The doctors claimed that there was an ambiguity in being expected to include the patient in decision-making about resuscitation, knowing that the patient did not really have a choice. In the example above, this ambiguity was demonstrated in the doctor’s and nurse’s attitude and body language, which might have affected the patient in such a way that the latter felt powerless and therefore reacted with anger. The ambiguity was also expressed as problematic:

That’s why it’s also a problem just to ask, what do you want, to ask the patient, because if the patient doesn’t actually have a choice anyway. (Respondent 6)

The topics in the EOL conversations were also aimed at talking about the actual dying process, but only if the patient or relatives addressed this. This was a paradox as it was observed that both the patients and their relatives had questions about how the actual dying process would be: whether they would be in pain and whether it would be possible to stay in the hospital during that time.

They are afraid of getting into the situation where they’re lying there in pain, and they can’t do anything about it themselves, or they feel that they can’t breathe and feel like they’re suffocating. (Respondent 1)

The HPs ensured the patients and relatives that they would do whatever they could to relieve their symptoms when the time came.

“Your pain is going to be managed and it’s done according to the level of pain, where you will get morphine, arthritis medication and Paracetamol.
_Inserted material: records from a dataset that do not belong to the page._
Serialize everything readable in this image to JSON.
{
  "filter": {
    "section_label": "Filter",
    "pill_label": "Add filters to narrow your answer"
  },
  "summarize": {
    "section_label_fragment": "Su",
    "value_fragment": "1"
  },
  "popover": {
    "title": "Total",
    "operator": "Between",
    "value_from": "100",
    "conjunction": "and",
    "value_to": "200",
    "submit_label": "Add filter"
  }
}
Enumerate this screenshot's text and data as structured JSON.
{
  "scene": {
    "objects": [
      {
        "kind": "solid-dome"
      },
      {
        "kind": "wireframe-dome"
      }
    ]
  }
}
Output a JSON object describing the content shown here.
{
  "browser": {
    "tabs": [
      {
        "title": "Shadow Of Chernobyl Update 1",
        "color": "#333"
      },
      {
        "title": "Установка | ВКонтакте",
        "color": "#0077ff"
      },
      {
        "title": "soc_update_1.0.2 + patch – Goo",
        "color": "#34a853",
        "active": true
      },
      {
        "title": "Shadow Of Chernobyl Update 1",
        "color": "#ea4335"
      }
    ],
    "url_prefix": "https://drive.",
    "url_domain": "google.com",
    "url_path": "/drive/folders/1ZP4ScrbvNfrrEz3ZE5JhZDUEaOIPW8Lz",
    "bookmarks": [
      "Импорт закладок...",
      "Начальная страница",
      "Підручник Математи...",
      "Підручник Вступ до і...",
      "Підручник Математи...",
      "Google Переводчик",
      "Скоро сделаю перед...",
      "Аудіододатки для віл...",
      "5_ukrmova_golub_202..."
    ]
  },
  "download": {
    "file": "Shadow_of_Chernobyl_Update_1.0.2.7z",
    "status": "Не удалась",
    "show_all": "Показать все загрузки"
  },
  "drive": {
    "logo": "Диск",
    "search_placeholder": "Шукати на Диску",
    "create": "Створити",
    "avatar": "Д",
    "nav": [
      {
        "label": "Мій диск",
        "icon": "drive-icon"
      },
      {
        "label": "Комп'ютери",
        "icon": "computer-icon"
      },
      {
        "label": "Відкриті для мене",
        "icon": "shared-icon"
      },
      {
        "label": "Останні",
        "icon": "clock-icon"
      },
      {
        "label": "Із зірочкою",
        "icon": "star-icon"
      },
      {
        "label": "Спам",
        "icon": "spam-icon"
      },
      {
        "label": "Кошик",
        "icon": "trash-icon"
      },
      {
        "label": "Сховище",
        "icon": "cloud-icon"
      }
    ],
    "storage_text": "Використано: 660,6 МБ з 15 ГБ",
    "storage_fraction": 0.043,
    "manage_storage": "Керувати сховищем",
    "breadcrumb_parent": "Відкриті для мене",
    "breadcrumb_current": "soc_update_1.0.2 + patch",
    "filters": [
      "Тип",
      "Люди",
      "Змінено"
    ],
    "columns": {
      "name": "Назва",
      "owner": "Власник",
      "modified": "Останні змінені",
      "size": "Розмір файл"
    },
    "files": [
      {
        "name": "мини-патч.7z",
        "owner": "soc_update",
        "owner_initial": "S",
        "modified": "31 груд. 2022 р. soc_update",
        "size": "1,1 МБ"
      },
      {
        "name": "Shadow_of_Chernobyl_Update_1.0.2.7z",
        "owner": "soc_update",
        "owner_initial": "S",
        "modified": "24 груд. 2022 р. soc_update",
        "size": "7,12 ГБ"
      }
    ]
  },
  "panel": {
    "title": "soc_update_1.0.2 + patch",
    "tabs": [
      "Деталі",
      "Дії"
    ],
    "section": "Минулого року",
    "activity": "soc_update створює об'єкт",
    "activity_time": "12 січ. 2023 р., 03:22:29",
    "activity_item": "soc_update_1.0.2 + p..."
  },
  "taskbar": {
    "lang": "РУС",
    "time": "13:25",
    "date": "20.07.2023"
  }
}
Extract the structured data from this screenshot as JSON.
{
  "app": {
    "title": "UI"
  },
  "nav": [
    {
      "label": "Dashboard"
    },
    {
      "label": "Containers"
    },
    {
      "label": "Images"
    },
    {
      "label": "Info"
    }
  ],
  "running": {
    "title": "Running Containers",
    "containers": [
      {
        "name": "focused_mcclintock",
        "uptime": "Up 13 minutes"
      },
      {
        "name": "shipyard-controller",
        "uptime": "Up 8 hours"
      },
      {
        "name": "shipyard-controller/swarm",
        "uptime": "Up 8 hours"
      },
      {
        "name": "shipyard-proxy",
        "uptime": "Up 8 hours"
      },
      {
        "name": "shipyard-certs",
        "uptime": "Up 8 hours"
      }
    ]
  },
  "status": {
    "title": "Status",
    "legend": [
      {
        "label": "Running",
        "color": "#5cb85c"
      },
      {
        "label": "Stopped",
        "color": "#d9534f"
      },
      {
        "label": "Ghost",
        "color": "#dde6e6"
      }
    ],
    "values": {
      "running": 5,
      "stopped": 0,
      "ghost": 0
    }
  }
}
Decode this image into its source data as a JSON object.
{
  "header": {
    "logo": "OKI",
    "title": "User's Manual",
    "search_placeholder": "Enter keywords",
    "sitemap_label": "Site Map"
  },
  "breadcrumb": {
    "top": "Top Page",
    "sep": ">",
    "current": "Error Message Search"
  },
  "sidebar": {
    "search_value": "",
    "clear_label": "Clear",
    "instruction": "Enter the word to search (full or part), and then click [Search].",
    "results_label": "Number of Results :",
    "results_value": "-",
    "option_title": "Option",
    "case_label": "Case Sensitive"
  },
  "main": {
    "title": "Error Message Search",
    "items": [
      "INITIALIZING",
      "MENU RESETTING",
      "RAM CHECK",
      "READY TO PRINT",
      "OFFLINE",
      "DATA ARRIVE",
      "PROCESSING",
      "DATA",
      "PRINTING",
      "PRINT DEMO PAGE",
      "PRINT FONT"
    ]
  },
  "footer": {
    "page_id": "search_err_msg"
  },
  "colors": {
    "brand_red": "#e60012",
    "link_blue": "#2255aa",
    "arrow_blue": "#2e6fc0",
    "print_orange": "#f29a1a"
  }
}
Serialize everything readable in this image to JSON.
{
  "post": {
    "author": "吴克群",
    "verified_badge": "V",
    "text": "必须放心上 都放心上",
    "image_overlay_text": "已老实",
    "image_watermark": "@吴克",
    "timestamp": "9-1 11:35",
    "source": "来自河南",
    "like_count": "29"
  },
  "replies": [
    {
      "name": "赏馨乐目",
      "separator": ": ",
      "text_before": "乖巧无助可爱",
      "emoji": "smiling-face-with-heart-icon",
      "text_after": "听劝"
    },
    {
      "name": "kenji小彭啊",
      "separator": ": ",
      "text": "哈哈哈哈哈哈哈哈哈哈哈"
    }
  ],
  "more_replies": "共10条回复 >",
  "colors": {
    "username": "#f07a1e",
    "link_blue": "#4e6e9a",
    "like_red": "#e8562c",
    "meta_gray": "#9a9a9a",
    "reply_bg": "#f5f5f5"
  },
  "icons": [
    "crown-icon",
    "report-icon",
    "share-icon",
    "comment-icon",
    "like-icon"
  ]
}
But you must remember to tell us when you’re in pain, so we know how much you need” the doctor said. (Field notes Surgical ward)

As seen in this quote, the doctor is involving the patient in decisions about pain management and treatment in order to make the patient feel safe. However, the quote also illustrates a biomedical approach to “problem-solving”: if the patient experiences pain, then they will be given analgesics. The patient’s existential pain and suffering are thus not addressed by the HP but are left to the patient to contemplate alone.

The EOL conversation was also viewed as a process by the respondents in the interviews. It was not restricted to one single conversation, as not all topics could be covered in one conversation. Rather, there was a series of conversations, which addressed the current status of the disease each day. However, this issue was ambiguous, since the doctors did not always have enough time for more than one conversation:

The nurse tells the doctor that the patient’s son or daughter would like to talk to them. They had a long conversation yesterday and the doctor says that they can’t have a conversation for half an hour every single day. There just isn’t time for that. (Field notes Pulmonary medical ward)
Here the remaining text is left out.